Nagaenthran Dharmalingam, a mentally challenged Indian-origin Malaysian man found guilty of drug trafficking, was executed in Singapore on Wednesday, his family said, after a top court dismissed a last-ditch legal challenge from his mother in a controversial case that caught global attention and attracted calls for clemency.
Dharmalingam, 34, was arrested in 2009 for trafficking 42.72 grams of heroin into Singapore, which has some of the world's toughest drugs laws, and was handed a death sentence the following year.
He was caught at Woodlands Checkpoint (a causeway link with Peninsular Malaysia) while entering Singapore, with the bundle of drugs strapped to his thigh.
His brother Navin Kumar told Malaysia's national news agency Bernama the execution was carried out on Wednesday morning and the funeral would be held in the town of Ipoh in Malaysia.
Dharmalingam was on death row for more than a decade and exhausted all legal recourse.
He was first scheduled to be hanged on November 10 last year but filed a last-minute challenge.
His case was highly controversial as he was assessed by a medical expert to have an IQ of 69, a level that indicates an intellectual disability.
He spent more than a decade mounting legal challenges but they were dismissed by Singapore's courts.
A push for presidential clemency was also rejected last year.
"The Court of Appeal found that this was the working of a criminal mind, weighing the risks and countervailing benefits associated with the criminal conduct in question," said Singapore's Ministry of Home Affairs in an earlier statement.
His mother, who came to the Singapore court from northern Malaysia, failed in her last-minute appeal to save her son on Tuesday.
Her last-minute application was dismissed by a three-judge Court of Appeal, comprising Justices Andrew Phang, Judith Prakash and Belinda Ang.
Justice Phang said the application was patently devoid of factual and legal merit, and was a clear continuation of tactics to “drip-feed” applications to prevent the sentence from being carried out, Singapore's The Straits Times newspaper reported.
The court said Dharmalingam has been given "due process in accordance with the law", prompting his relatives to break down in tears in court.
At the end of Tuesday's hearing, Dharmalingam and his family reached through a gap in a glass screen to grasp each others' hands tightly as they wept. His cries of "ma" could be heard around the courtroom, a media report said.
The attempt came nearly a month after a five-judge Court of Appeal, led by Chief Justice Sundaresh Menon, on March 29 rejected Dharmalingam's last-ditch bid to challenge his death sentence, calling it a blatant and egregious abuse of the court's processes.
Earlier on Tuesday, before a packed courtroom, Madam Panchalai Supermaniam told the court through a Tamil interpreter: "I want my son back alive, Your Honour."
She said that she needed time to get a lawyer.
On March 1, Dharmalingam's lawyers argued that he was "not competent" to be executed, claiming he was mentally disabled.

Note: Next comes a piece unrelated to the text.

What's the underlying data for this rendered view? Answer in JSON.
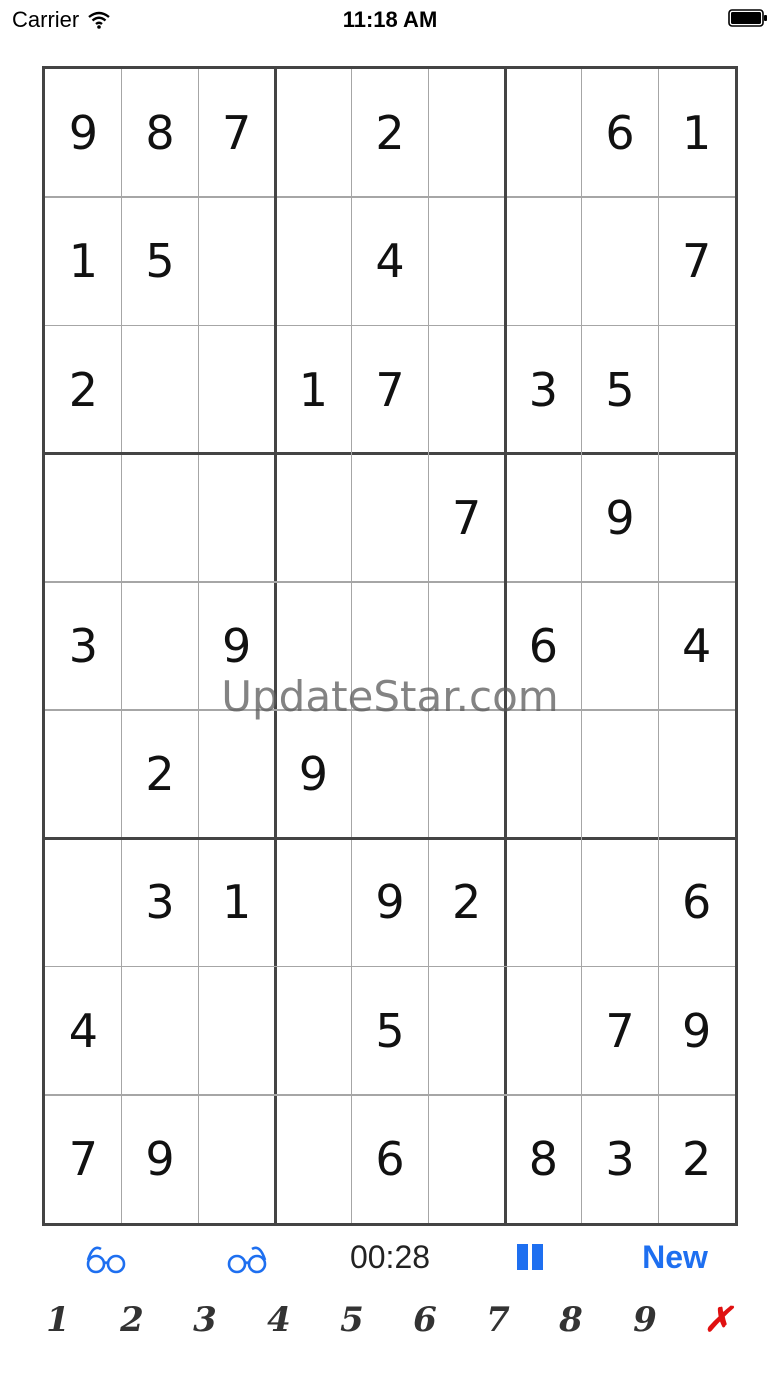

On March 29, the five-judge court said there was no admissible evidence showing any decline in his mental condition.
The only evidence offered by Dharmalingam's former lawyer M Ravi was a "self-serving" affidavit in which he speculated that the inmate had the mental age of a person under the age of 18, the report said.
Dismissing the mother's last-ditch legal challenge, Singapore's Attorney General's Chambers said on Wednesday, "This a last-minute application, brought just two days before the scheduled execution, and is the seventh application (not including appeals) brought by Nagaenthran after his appeal against conviction was dismissed by the Court of Appeal in 2011 more than 10 years ago".

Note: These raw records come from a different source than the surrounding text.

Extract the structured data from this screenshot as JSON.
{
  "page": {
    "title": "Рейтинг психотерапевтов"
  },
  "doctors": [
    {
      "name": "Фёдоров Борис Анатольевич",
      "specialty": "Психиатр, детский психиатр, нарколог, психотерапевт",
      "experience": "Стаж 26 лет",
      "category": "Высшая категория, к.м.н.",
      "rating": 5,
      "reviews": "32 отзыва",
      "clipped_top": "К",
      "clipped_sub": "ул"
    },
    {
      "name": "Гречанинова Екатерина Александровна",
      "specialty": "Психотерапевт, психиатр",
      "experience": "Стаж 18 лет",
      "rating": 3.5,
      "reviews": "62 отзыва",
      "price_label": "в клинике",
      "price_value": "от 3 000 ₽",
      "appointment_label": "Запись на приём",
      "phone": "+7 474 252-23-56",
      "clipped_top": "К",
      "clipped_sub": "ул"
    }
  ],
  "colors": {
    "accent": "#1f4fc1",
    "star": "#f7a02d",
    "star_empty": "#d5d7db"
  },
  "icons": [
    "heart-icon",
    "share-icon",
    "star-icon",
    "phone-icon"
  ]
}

"It is the latest attempt to abuse the court's processes and unjustifiably delay the carrying into effect of the lawful sentence imposed on Nagaenthran," it said.
The plan to execute him sparked widespread criticism due to concerns about his intellectual disabilities, with the United Nations, the European Union and British billionaire Richard Branson among those condemning it.

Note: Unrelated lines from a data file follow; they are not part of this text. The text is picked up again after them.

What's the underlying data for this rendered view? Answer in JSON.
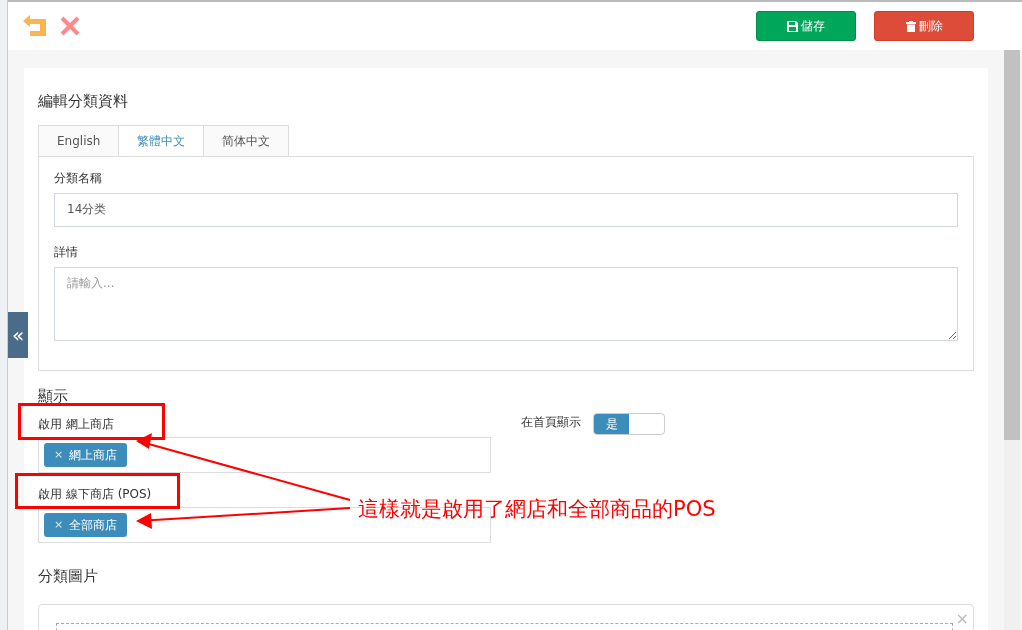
{
  "toolbar": {
    "buttons": [
      {
        "kind": "save",
        "label": "儲存"
      },
      {
        "kind": "delete",
        "label": "刪除"
      }
    ]
  },
  "form": {
    "title": "編輯分類資料",
    "tabs": [
      {
        "label": "English",
        "selected": false
      },
      {
        "label": "繁體中文",
        "selected": true
      },
      {
        "label": "简体中文",
        "selected": false
      }
    ],
    "name_field": {
      "label": "分類名稱",
      "value": "14分类"
    },
    "details_field": {
      "label": "詳情",
      "placeholder": "請輸入..."
    }
  },
  "display": {
    "heading": "顯示",
    "tag_fields": [
      {
        "label": "啟用 網上商店",
        "tags": [
          {
            "remove": "×",
            "label": "網上商店"
          }
        ]
      },
      {
        "label": "啟用 線下商店 (POS)",
        "tags": [
          {
            "remove": "×",
            "label": "全部商店"
          }
        ]
      }
    ],
    "homepage_toggle": {
      "label": "在首頁顯示",
      "on": true,
      "on_text": "是"
    }
  },
  "image": {
    "heading": "分類圖片",
    "remove": "×"
  },
  "collapse_button": {
    "text": "«"
  },
  "annotation": {
    "text": "這樣就是啟用了網店和全部商品的POS"
  }
}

In November last year, it was reported that Malaysian Prime Minister Ismail Sabri Yaakob had written to his Singapore counterpart Lee Hsien Loong seeking leniency in this case.
Thousands of others had also signed a petition, arguing that the execution of a mentally ill person is prohibited under international human rights law.
The execution was on Tuesday condemned by rights group Reprieve, who called him the "victim of a tragic miscarriage of justice".
"Nagen's last days were spent, like much of the last decade, in the torturous isolation of solitary confinement," said Reprieve's Director Maya Foa.
"Our thoughts are with Nagen's family, who never stopped fighting for him; their pain is unimaginable."
He was supposed to be hanged on November 10, 2021, but found temporary respite on November 9 after the court was told he had tested positive for Covid-19 when he appeared for a last-bid attempt against his death sentence, Malaysia's official Bernama news agency reported.
Under Singapore's laws, those caught carrying more than 15 grams of heroin are subject to the death penalty.
Singapore resumed executions last month after a hiatus of more than two years, when it executed another drug trafficker.